How do you evaluate the integral `int x/(sqrt(16-x^2)dx` from 0 to 4?

Answer 1

`int_(0)^(4) (x)/(sqrt(16-x^2)) dx = 4`

Explanation:

For this particular integral, we can use a trigonometric substitution.

If we have the form `sqrt(a^2-u^2)` we can do the following:

`u=asintheta`

`du = acostheta d theta`

`sqrt(a^2-u^2) = acostheta`

If it helps, you can use a triangle to to visualize this:

Since we have the integral `int_(0)^(4) (x)/(sqrt(16-x^2)) dx`

Let `a = 4`, so `u = 4sintheta -> du = 4costheta d theta`

Also note that `u/4 = sintheta`

Therefore, also changing the limits of integration, we can write

`x = 4sintheta`

`x = 0 -> theta = 0`

`x = 4 -> theta = pi/2`

`int_(0)^(4) (x)/(sqrt(16-x^2)) dx = int_(0)^(pi/2) (4sintheta)/(4costheta) 4costheta d theta = int_(0)^(pi/2) 4sintheta d theta`

Remembering that `int sin theta d theta = -costheta + C`, we get

`int_(0)^(pi/2) 4sintheta d theta = -4[costheta]_(0)^(pi/2)`

By looking at the triangle, we can see that `costheta = sqrt(16-x^2)/(4)`, so

`-4[costheta]_(0)^(pi/2) = -4*[(sqrt(16-x^2))/(4)]_(0)^(4)`

`= -4[sqrt(16-16)/(4) - sqrt(16-0)/(4)]`

`= -4[0-4/4] = -4[-1] = 4`

Answer 2

`4`

Explanation:

Although it is a possibility, a trigonometric substitution is not necessary.

This can also be tackled using the substitution `u=16-x^2`. This implies that `du=-2xdx`. Thus:

`int_0^4x/sqrt(16-x^2)dx=-1/2int_0^4(-2x)/sqrt(16-x^2)dx`

Before making the `u` and `du` substitutions, recall that the bounds will change.
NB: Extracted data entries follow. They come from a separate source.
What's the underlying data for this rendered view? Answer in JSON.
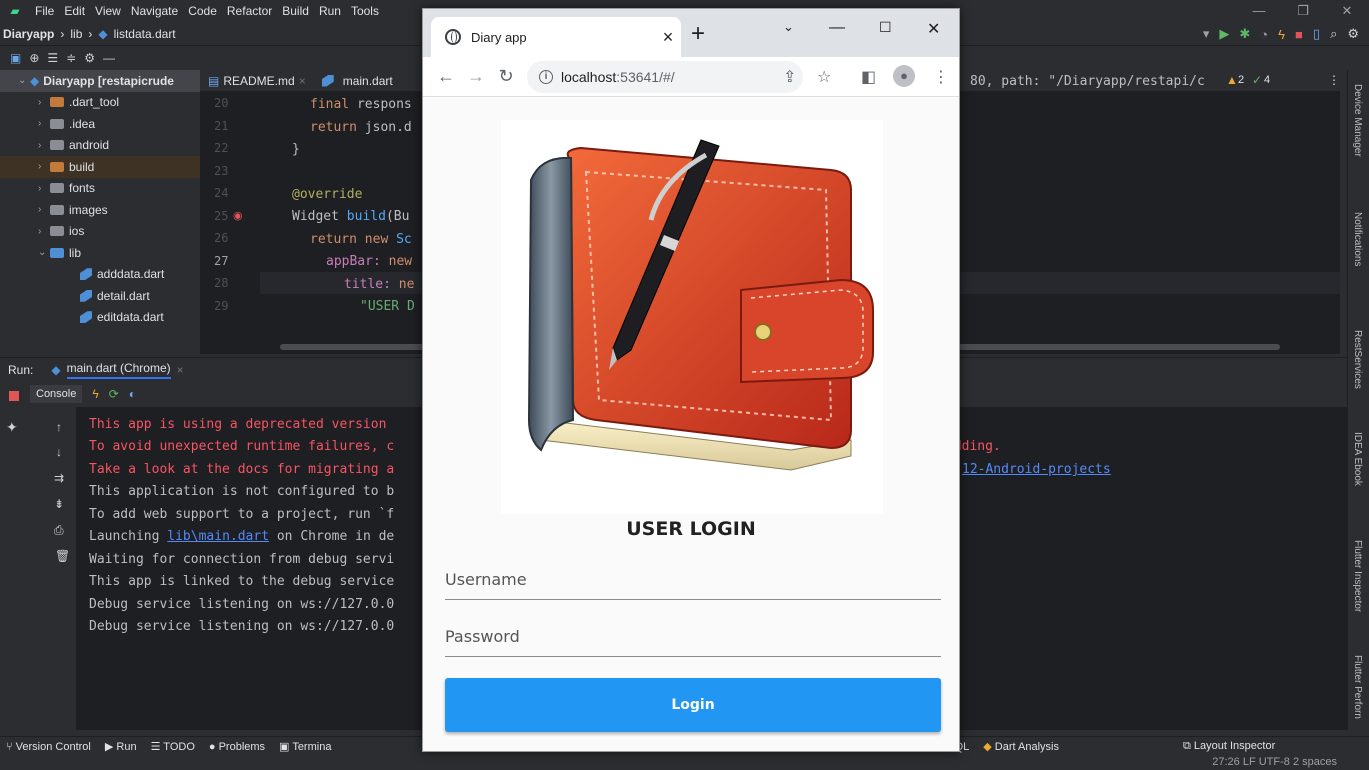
{
  "ide": {
    "menu": [
      "File",
      "Edit",
      "View",
      "Navigate",
      "Code",
      "Refactor",
      "Build",
      "Run",
      "Tools"
    ],
    "breadcrumb": {
      "project": "Diaryapp",
      "folder": "lib",
      "file": "listdata.dart"
    },
    "project_tree": [
      {
        "label": "Diaryapp [restapicrude",
        "type": "root"
      },
      {
        "label": ".dart_tool",
        "type": "folder-orange"
      },
      {
        "label": ".idea",
        "type": "folder"
      },
      {
        "label": "android",
        "type": "folder"
      },
      {
        "label": "build",
        "type": "folder-orange"
      },
      {
        "label": "fonts",
        "type": "folder"
      },
      {
        "label": "images",
        "type": "folder"
      },
      {
        "label": "ios",
        "type": "folder"
      },
      {
        "label": "lib",
        "type": "folder-blue"
      },
      {
        "label": "adddata.dart",
        "type": "dart"
      },
      {
        "label": "detail.dart",
        "type": "dart"
      },
      {
        "label": "editdata.dart",
        "type": "dart"
      }
    ],
    "editor_tabs": [
      "README.md",
      "main.dart"
    ],
    "line_numbers": [
      "20",
      "21",
      "22",
      "23",
      "24",
      "25",
      "26",
      "27",
      "28",
      "29"
    ],
    "code": {
      "l20a": "final ",
      "l20b": "respons",
      "l21a": "return ",
      "l21b": "json.d",
      "l22": "}",
      "l24": "@override",
      "l25a": "Widget ",
      "l25b": "build",
      "l25c": "(Bu",
      "l26a": "return new ",
      "l26b": "Sc",
      "l27a": "appBar: ",
      "l27b": "new",
      "l28a": "title: ",
      "l28b": "ne",
      "l29": "\"USER D",
      "right_snippet": "80, path: \"/Diaryapp/restapi/c"
    },
    "inspections": {
      "warnings": "2",
      "checks": "4"
    },
    "run_panel": {
      "label": "Run:",
      "config": "main.dart (Chrome)",
      "console_tab": "Console"
    },
    "console_lines": [
      {
        "text": "This app is using a deprecated version",
        "tail": "",
        "color": "red"
      },
      {
        "text": "To avoid unexpected runtime failures, c",
        "tail": "edding.",
        "color": "red"
      },
      {
        "text": "Take a look at the docs for migrating a",
        "tail": "12-Android-projects",
        "color": "red"
      },
      {
        "text": "This application is not configured to b",
        "tail": "",
        "color": "normal"
      },
      {
        "text": "To add web support to a project, run `f",
        "tail": "",
        "color": "normal"
      },
      {
        "text": "Launching ",
        "link": "lib\\main.dart",
        "rest": " on Chrome in de",
        "color": "normal"
      },
      {
        "text": "Waiting for connection from debug servi",
        "tail": "",
        "color": "normal"
      },
      {
        "text": "This app is linked to the debug service",
        "tail": "",
        "color": "normal"
      },
      {
        "text": "Debug service listening on ws://127.0.0",
        "tail": "",
        "color": "normal"
      },
      {
        "text": "Debug service listening on ws://127.0.0",
        "tail": "",
        "color": "normal"
      }
    ],
    "right_strip": [
      "Device Manager",
      "Notifications",
      "RestServices",
      "IDEA Ebook",
      "Flutter Inspector",
      "Flutter Perforn"
    ],
    "tool_windows": [
      "Version Control",
      "Run",
      "TODO",
      "Problems",
      "Termina",
      "JPA SQL",
      "Dart Analysis",
      "Layout Inspector"
    ],
    "status": "27:26  LF  UTF-8  2 spaces"
  },
  "browser": {
    "tab_title": "Diary app",
    "url_host": "localhost",
    "url_rest": ":53641/#/",
    "app": {
      "heading": "USER LOGIN",
      "username_label": "Username",
      "password_label": "Password",
      "login_button": "Login"
    }
  },
  "colors": {
    "accent": "#2196f3",
    "ide_bg": "#2b2d30",
    "console_red": "#f75464"
  }
}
Plug the current bounds into `16-x^2`. Thus the bound of `0` becomes `16-0^2=16` and the bound of `4` becomes `16-4^2=0`.
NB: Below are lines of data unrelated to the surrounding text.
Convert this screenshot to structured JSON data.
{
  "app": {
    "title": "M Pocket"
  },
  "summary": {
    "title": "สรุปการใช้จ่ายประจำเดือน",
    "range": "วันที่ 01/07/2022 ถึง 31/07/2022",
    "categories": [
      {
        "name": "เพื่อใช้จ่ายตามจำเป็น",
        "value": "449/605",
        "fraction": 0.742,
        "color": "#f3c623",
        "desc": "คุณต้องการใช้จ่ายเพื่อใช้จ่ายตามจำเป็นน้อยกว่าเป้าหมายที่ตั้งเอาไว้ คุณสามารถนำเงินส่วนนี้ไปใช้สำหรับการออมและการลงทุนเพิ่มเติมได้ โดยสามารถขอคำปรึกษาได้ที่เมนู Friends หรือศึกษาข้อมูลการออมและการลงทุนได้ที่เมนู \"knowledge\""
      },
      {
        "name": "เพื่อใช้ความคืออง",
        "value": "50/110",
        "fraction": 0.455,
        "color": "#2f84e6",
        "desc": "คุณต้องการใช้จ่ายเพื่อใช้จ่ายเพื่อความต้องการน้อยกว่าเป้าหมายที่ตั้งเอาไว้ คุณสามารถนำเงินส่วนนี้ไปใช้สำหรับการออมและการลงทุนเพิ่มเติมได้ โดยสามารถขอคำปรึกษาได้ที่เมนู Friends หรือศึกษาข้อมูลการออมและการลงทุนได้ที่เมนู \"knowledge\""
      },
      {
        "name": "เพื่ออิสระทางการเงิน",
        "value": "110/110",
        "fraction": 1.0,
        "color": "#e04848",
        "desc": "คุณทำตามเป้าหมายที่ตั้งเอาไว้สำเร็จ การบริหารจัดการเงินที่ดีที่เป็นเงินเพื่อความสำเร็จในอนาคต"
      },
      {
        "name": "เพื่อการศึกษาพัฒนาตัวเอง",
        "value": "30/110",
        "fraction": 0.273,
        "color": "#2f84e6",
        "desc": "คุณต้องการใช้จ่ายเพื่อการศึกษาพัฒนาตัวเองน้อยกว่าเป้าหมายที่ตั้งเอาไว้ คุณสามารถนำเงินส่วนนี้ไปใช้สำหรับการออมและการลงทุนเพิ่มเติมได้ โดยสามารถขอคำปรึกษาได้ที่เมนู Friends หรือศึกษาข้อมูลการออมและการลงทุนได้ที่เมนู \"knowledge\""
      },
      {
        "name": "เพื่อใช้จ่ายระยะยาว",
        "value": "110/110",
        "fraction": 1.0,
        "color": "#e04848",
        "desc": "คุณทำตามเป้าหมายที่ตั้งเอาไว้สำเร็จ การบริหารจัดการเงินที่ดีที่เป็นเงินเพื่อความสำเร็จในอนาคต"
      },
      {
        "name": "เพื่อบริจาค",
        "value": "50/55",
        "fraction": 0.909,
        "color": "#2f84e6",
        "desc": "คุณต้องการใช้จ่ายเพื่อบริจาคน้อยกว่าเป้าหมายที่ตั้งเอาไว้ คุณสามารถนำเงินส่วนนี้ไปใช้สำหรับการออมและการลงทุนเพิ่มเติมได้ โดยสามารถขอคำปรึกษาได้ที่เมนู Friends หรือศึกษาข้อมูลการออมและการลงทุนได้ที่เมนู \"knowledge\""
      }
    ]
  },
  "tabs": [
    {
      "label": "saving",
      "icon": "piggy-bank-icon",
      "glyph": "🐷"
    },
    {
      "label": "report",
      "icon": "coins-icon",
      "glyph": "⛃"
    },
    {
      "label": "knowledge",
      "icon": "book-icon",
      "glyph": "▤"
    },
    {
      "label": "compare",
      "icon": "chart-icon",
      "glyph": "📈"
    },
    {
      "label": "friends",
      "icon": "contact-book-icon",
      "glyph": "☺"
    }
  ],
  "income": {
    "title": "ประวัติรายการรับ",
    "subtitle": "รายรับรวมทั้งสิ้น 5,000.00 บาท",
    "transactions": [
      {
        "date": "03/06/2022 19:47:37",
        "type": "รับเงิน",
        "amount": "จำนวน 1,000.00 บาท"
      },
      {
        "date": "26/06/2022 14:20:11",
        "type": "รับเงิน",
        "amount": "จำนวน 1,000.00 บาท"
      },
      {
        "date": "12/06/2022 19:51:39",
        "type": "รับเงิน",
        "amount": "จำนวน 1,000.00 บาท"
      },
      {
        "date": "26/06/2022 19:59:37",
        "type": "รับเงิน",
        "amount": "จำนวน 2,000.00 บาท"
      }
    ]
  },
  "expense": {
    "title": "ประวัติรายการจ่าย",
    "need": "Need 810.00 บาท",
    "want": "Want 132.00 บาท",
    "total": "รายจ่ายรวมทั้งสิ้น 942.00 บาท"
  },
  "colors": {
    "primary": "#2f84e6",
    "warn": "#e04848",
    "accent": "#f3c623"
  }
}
`-1/2int_0^4(-2x)/sqrt(16-x^2)dx=-1/2int_16^0 1/sqrtudu`

From here, we can reorder the integral using the rule: `int_a^bf(x)dx=-int_b^af(x)dx`. Also, rewrite `1/sqrtu` using fractional and negative exponents:

`-1/2int_16^0 1/sqrtudu=1/2int_0^16u^(-1/2)du`

From here, integrate using the rule: `intu^ndu=u^(n+1)/(n+1)` and then evaluate the integral.

`1/2int_0^16u^(-1/2)du=1/2[u^(-1/2+1)/(-1/2+1)]_0^16=1/2[u^(1/2)/(1/2)]_0^16`

The `1/2` can be brought from the denominator as a `2`, cancelling with the `1/2` lingering outside of the brackets, leaving:

`1/2[u^(1/2)/(1/2)]_0^16=[sqrtu]_0^16=sqrt16-sqrt0=4`

Answer 3

as a mere third approach, but one where you can pretty much do the heavy lifting in your head, provided you're up for a bit of pattern recognition....
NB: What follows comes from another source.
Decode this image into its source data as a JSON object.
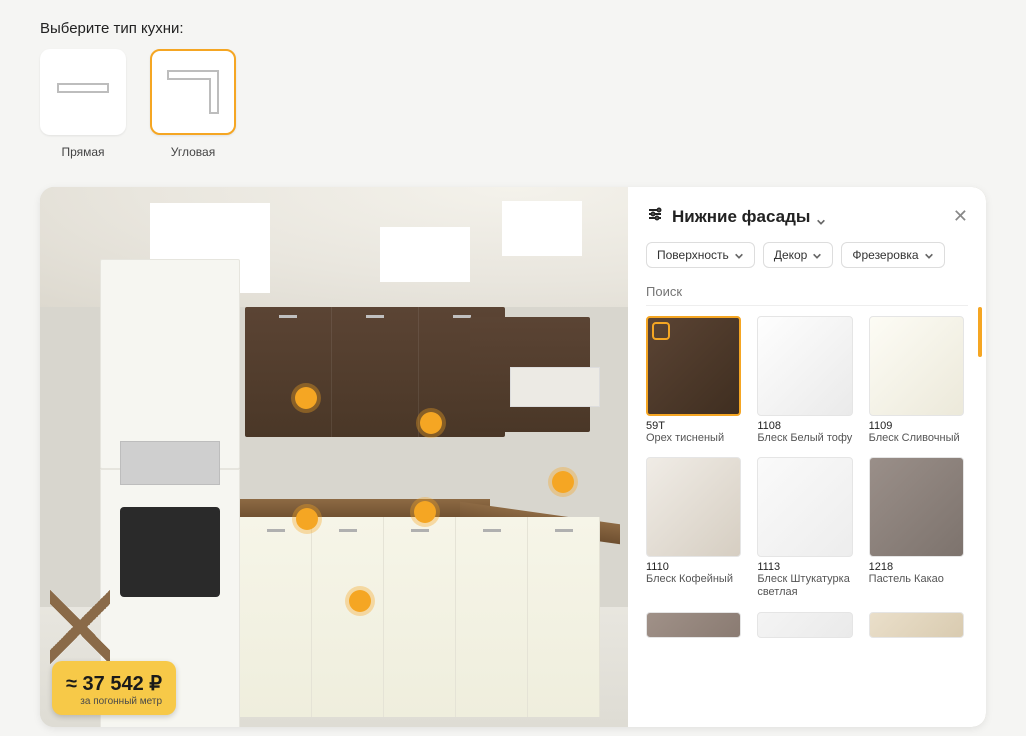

we have `int_0^4 x/(sqrt(16-x^2))dx`

and from the power rule `d/dx x^n = n x^(n-1)`, with a bit of chain rule thrown in too, we can see that

`d/dx( sqrt(16-x^2) )= 1/2 1/sqrt(16-x^2) (- 2x) = -x/sqrt(16-x^2)`

IOW!!
`- d/dx( sqrt(16-x^2) )= x/sqrt(16-x^2)` which is our integrand

so `int_0^4 x/(sqrt(16-x^2))dx = int_0^4 - d/dx ( sqrt(16-x^2) ) \ dx`

`= - [ sqrt(16-x^2) ]_0^4 = [ sqrt(16-x^2) ]_4^0 = 4`

whilst the other 2 answers have been beautifully presented and are very elegant, my suggestion is this .... well, they didn't say you had to use a trig sub here, or any sub for that matter, and you don't have to so why bother?

and these patterns show up all over the place.